• Designer / Maker

    Designed by Augustus Welby Northmore Pugin (1812-52)

    The manufacture attributed to George Myers (1803-75)


  • Detail

    Oak with painted crest

    96.5 x 42 x 46.4 cm

    English (London), circa 1840

  • Provenance

    A.W.N. Pugin; [ … ]; Christie’s (South Kensington), 1980s; Christopher Gibbs.

  • Collection

    Private collection

  • Notes

    Pugin’s design for the present chair, inscribed ‘Chair for Hall / 4 of these in oak’ survives in the collection of the Myers Family Trust.

    Another surviving chair from the set was exhibited in A.W.N. Pugin: Master of the Gothic Revival, exh. cat., New Haven and London, 1995, no.111; this second chair, together with a third, are now, respectively, in the National Museum of Wales and the Walker Art Gallery, Liverpool.

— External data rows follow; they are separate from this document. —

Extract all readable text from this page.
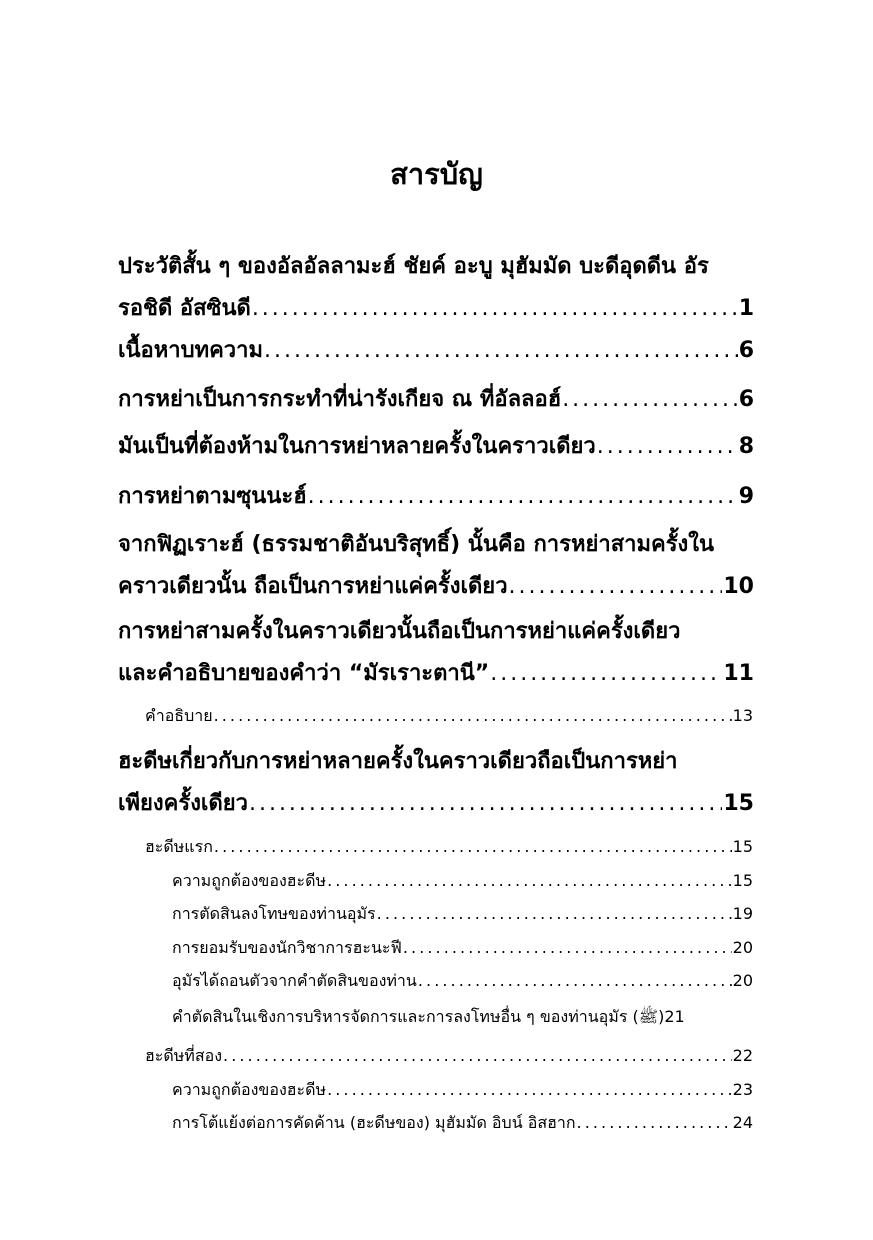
สารบัญ
ประวัติสั้น ๆ ของอัลอัลลามะฮ์ ชัยค์ อะบู มุฮัมมัด บะดีอุดดีน อัร
รอชิดี อัสซินดี . . .	1
เนื้อหาบทความ . . .	6
การหย่าเป็นการกระทำที่น่ารังเกียจ ณ ที่อัลลอฮ์ . . .	6
มันเป็นที่ต้องห้ามในการหย่าหลายครั้งในคราวเดียว . . .	8
การหย่าตามซุนนะฮ์ . . .	9
จากฟิฏเราะฮ์ (ธรรมชาติอันบริสุทธิ์) นั้นคือ การหย่าสามครั้งใน
คราวเดียวนั้น ถือเป็นการหย่าแค่ครั้งเดียว . . .	10
การหย่าสามครั้งในคราวเดียวนั้นถือเป็นการหย่าแค่ครั้งเดียว
และคำอธิบายของคำว่า “มัรเราะตานี” . . .	11
คำอธิบาย . . .	13
ฮะดีษเกี่ยวกับการหย่าหลายครั้งในคราวเดียวถือเป็นการหย่า
เพียงครั้งเดียว . . .	15
ฮะดีษแรก . . .	15
ความถูกต้องของฮะดีษ . . .	15
การตัดสินลงโทษของท่านอุมัร . . .	19
การยอมรับของนักวิชาการฮะนะฟี . . .	20
อุมัรได้ถอนตัวจากคำตัดสินของท่าน . . .	20
คำตัดสินในเชิงการบริหารจัดการและการลงโทษอื่น ๆ ของท่านอุมัร (ﷺ) 21
ฮะดีษที่สอง . . .	22
ความถูกต้องของฮะดีษ . . .	23
การโต้แย้งต่อการคัดค้าน (ฮะดีษของ) มุฮัมมัด อิบน์ อิสฮาก . . .	24
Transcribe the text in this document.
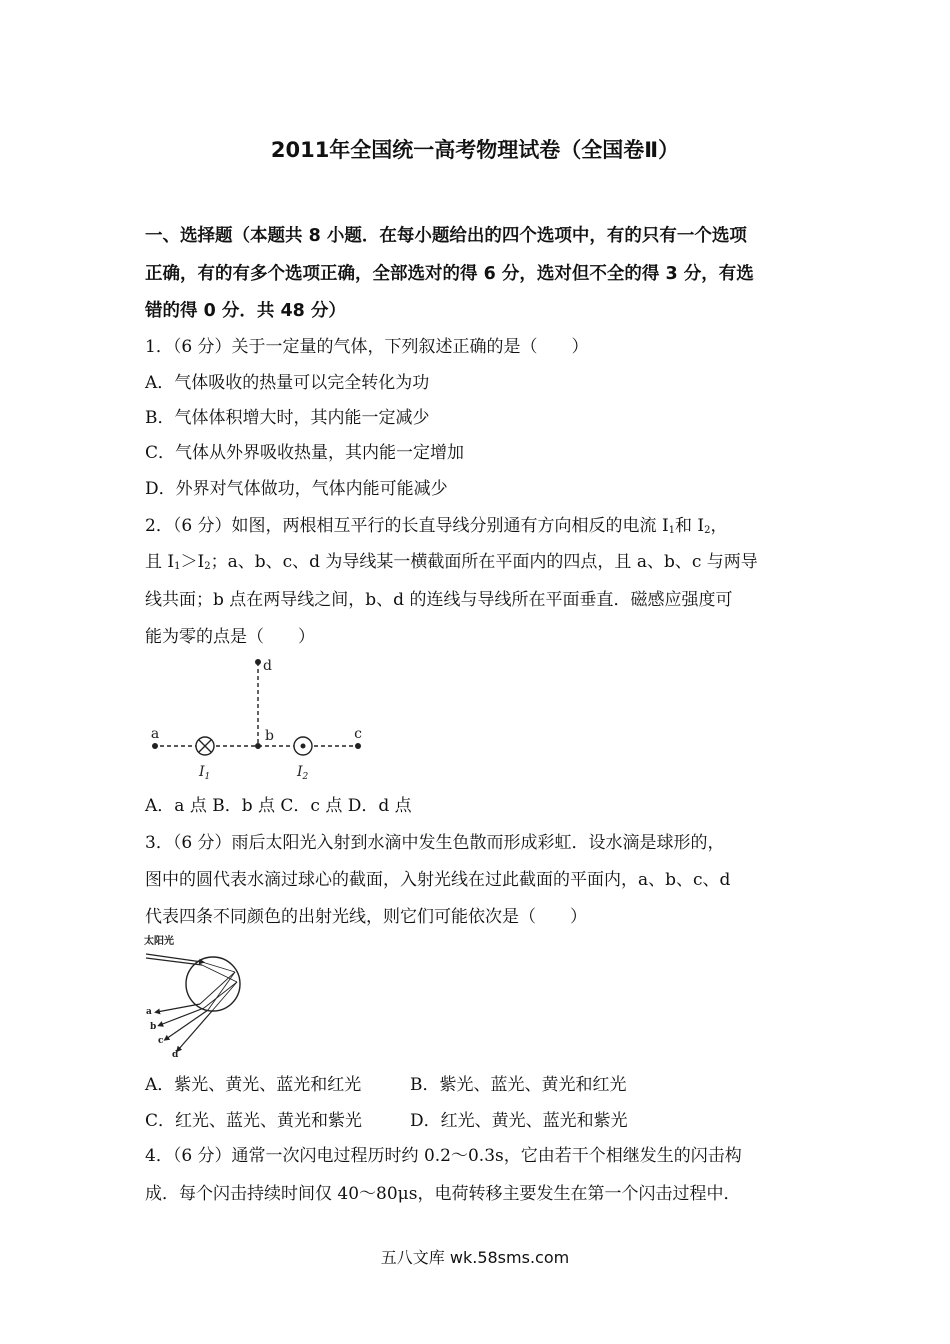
2011年全国统一高考物理试卷（全国卷Ⅱ）
一、选择题（本题共 8 小题．在每小题给出的四个选项中，有的只有一个选项
正确，有的有多个选项正确，全部选对的得 6 分，选对但不全的得 3 分，有选
错的得 0 分．共 48 分）
1．（6 分）关于一定量的气体，下列叙述正确的是（　　）
A．气体吸收的热量可以完全转化为功
B．气体体积增大时，其内能一定减少
C．气体从外界吸收热量，其内能一定增加
D．外界对气体做功，气体内能可能减少
2．（6 分）如图，两根相互平行的长直导线分别通有方向相反的电流 $I_1$和 $I_2$，
且 $I_1>I_2$；a、b、c、d 为导线某一横截面所在平面内的四点，且 a、b、c 与两导
线共面；b 点在两导线之间，b、d 的连线与导线所在平面垂直．磁感应强度可
能为零的点是（　　）
a	b	c
d
$I_1$	$I_2$
A．a 点 B．b 点 C．c 点 D．d 点
3．（6 分）雨后太阳光入射到水滴中发生色散而形成彩虹．设水滴是球形的，
图中的圆代表水滴过球心的截面，入射光线在过此截面的平面内，a、b、c、d
代表四条不同颜色的出射光线，则它们可能依次是（　　）
太阳光
a
b
c
d
A．紫光、黄光、蓝光和红光	B．紫光、蓝光、黄光和红光
C．红光、蓝光、黄光和紫光	D．红光、黄光、蓝光和紫光
4．（6 分）通常一次闪电过程历时约 0.2～0.3s，它由若干个相继发生的闪击构
成．每个闪击持续时间仅 40～80μs，电荷转移主要发生在第一个闪击过程中．
五八文库 wk.58sms.com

    In the catalogue it is suggested that these hall chairs may have been made as early as 1835 by Edward Hull for St Marie’s Grange, Alderbury; they were certainly later at The Grange, Ramsgate.

    The survival of the design with descendants of George Myers, however, makes it at least as likely that ‘Pugin’s builder’ and collaborator on the Mediaeval Court at the London Great Exhibition, 1851, could have been the maker.

    One of these hall chairs, possibly the one exhibited in 1995, was still at The Grange in the mid-1980s; it is illustrated in Jonathan Glancey, ‘Pugin Reunion’, Architectural Review, December 1984, p.61, fig.18.

    The surviving hall chairs are each emblazoned with a martlet, the footless bird incorporated into Pugin’s coat of arms.

    Pugin’s hall chair combines the form of a mediaeval stool, with an upright back, such as one finds on eighteenth century English Hall chairs and, earlier, in the sgabello form. Plate 21 in Pugin’s Gothic Furniture (London, 1835) shows a stool closely related to the base of the present chair.